Le fredde temperature invernali sono necessarie per una maggiore espressione dei geni codificanti la proteina FT (Flowering Locus T) e la successiva fioritura. In molte piante questa proteina viene sintetizzata nelle foglie ed è in grado di muoversi verso il floema per raggiungere il meristema.
Il numero delle ore minime “di freddo” (lunghezza periodo e temperature) per una regolare fioritura appare di difficile determinazione e non generalizzabile a causa delle numerose varietà coltivate, delle condizioni sperimentali, ambienti di coltivazione, aspetti fisio-biochimici, ecc., ma sembra essere ben al di sopra delle classiche 100-200 ore riportate in letteratura (Hartmann e Porlingis 1957 ; Hartmann e Whisler 1975; Aybar et al . 2015 ). Cultivar provenienti da regioni più fredde in Europa a malapena riescono a fiorire sotto gli inverni più caldi (Aybar et al . 2015 ).

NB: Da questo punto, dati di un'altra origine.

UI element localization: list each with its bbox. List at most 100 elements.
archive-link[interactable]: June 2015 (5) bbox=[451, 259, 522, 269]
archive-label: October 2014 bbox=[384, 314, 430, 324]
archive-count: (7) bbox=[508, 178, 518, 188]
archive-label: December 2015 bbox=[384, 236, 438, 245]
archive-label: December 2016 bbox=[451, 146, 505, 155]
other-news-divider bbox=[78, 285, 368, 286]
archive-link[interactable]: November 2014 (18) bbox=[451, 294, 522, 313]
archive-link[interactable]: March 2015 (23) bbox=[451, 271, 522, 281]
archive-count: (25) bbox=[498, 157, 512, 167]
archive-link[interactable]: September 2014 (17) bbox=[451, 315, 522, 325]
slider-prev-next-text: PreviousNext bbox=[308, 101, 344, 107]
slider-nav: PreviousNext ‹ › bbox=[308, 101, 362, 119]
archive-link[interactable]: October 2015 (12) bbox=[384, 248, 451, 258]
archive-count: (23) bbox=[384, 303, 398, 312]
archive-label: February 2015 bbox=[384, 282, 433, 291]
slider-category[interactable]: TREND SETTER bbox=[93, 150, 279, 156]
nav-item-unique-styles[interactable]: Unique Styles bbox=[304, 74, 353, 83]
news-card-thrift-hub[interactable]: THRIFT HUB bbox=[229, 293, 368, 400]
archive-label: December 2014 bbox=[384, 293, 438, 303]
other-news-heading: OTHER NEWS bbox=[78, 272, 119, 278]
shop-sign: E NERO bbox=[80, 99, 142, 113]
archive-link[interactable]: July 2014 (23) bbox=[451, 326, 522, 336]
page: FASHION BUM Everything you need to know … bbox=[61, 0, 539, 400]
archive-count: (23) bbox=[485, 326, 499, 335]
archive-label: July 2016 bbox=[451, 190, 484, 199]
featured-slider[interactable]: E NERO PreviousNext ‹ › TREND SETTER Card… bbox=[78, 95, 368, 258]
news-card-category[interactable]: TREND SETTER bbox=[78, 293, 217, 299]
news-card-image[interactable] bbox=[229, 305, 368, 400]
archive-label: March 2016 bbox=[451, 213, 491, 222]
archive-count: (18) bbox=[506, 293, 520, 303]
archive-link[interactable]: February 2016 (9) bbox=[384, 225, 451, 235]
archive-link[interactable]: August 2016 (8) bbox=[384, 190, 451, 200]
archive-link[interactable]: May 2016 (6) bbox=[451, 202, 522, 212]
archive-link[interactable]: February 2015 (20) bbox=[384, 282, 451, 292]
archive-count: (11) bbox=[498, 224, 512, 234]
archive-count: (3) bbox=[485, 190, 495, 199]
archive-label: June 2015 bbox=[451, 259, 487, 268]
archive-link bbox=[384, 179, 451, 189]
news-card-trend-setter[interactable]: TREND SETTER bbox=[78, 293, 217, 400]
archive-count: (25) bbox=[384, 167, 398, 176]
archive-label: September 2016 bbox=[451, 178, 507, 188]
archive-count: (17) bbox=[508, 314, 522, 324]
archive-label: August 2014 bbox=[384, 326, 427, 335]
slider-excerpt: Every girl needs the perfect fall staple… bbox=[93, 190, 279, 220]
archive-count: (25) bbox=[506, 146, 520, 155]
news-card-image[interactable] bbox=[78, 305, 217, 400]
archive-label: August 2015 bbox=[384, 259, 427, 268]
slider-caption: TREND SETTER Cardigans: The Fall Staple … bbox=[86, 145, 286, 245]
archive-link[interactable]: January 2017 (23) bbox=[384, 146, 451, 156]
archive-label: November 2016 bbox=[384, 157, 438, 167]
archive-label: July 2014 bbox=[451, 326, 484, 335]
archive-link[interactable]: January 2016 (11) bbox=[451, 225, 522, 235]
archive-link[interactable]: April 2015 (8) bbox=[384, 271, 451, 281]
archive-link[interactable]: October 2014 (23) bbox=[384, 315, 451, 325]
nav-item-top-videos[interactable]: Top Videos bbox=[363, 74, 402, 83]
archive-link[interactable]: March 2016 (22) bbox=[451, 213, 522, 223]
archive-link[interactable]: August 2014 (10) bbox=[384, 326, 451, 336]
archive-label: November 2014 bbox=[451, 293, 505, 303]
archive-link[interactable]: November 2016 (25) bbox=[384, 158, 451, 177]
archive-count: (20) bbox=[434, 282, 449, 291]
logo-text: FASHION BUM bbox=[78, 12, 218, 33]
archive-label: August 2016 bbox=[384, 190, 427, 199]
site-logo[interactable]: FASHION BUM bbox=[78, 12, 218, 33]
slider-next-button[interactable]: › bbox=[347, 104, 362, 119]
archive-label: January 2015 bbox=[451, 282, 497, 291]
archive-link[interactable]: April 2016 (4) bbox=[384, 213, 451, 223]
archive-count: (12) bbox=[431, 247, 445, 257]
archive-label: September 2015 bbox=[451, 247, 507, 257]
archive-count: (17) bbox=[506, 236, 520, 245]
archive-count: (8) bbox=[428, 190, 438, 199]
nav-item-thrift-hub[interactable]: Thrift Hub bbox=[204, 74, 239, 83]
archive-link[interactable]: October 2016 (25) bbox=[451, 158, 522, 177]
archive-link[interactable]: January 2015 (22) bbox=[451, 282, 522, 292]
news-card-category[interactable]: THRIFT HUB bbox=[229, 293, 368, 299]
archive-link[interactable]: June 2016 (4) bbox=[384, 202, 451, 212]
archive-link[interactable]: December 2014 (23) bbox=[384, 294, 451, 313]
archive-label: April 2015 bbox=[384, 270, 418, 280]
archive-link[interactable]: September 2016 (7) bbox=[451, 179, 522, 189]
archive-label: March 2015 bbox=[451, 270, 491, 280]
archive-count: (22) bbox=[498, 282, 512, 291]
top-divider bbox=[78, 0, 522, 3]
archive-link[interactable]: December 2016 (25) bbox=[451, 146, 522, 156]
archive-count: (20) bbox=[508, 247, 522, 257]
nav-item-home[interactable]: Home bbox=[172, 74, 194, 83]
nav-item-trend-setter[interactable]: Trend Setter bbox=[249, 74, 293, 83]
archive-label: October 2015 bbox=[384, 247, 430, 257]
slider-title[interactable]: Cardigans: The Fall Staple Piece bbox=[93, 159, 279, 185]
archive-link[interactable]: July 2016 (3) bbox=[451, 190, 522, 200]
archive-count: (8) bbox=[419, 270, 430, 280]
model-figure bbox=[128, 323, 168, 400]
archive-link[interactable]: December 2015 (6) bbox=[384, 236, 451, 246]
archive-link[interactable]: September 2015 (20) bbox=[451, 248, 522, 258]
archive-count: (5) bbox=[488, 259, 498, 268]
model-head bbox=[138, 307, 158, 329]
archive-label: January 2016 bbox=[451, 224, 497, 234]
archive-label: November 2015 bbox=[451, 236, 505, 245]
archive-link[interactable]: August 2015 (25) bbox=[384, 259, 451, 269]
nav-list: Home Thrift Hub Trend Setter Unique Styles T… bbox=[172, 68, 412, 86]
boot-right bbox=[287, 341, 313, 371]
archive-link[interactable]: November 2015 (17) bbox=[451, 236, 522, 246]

L’analisi della situazione in alcuni areali olivicoli abruzzesi evidenzia, per l’annata 2020, una bassa produzione, in particolare per la varietà Leccino. I germogli, pur avendo avuto un regolare allungamento, non hanno emesso/sviluppato infiorescenze produttive. Il rilievo dei dati meteo effettuato dal Centro Agrometeorologico Regionale (Abruzzo) evidenzia che l’inverno 2019-2020 è risultato particolarmente mite (il numero delle ore di temperatura inferiori a 7°C si è attestato su circa 400 in molte località tipiche per la coltivazione dell’olivo) e può non essere stato sufficiente per l’accumulo di unità di freddo anche per l’olivo, così come per molte altre specie da frutto (es. albicocco). Il maggiore accumulo di freddo si è riscontrato nel mese di gennaio, mentre quello minimo nel mese di febbraio. Sarebbe interessante per l’olivo verificare le effettive necessità di ore di freddo riferite a periodi diversi, in particolare a quelli indicati dalla fisiologia come importanti per il processo di induzione/differenziazione.

In futuro sarà necessario anche per l’olivo individuare tecniche genetiche ed agronomiche capaci di migliorare la risposta della specie ai cambiamenti climatici, oltre a “ridefinire in visione moderna” il concetto di “alternanza di produzione”.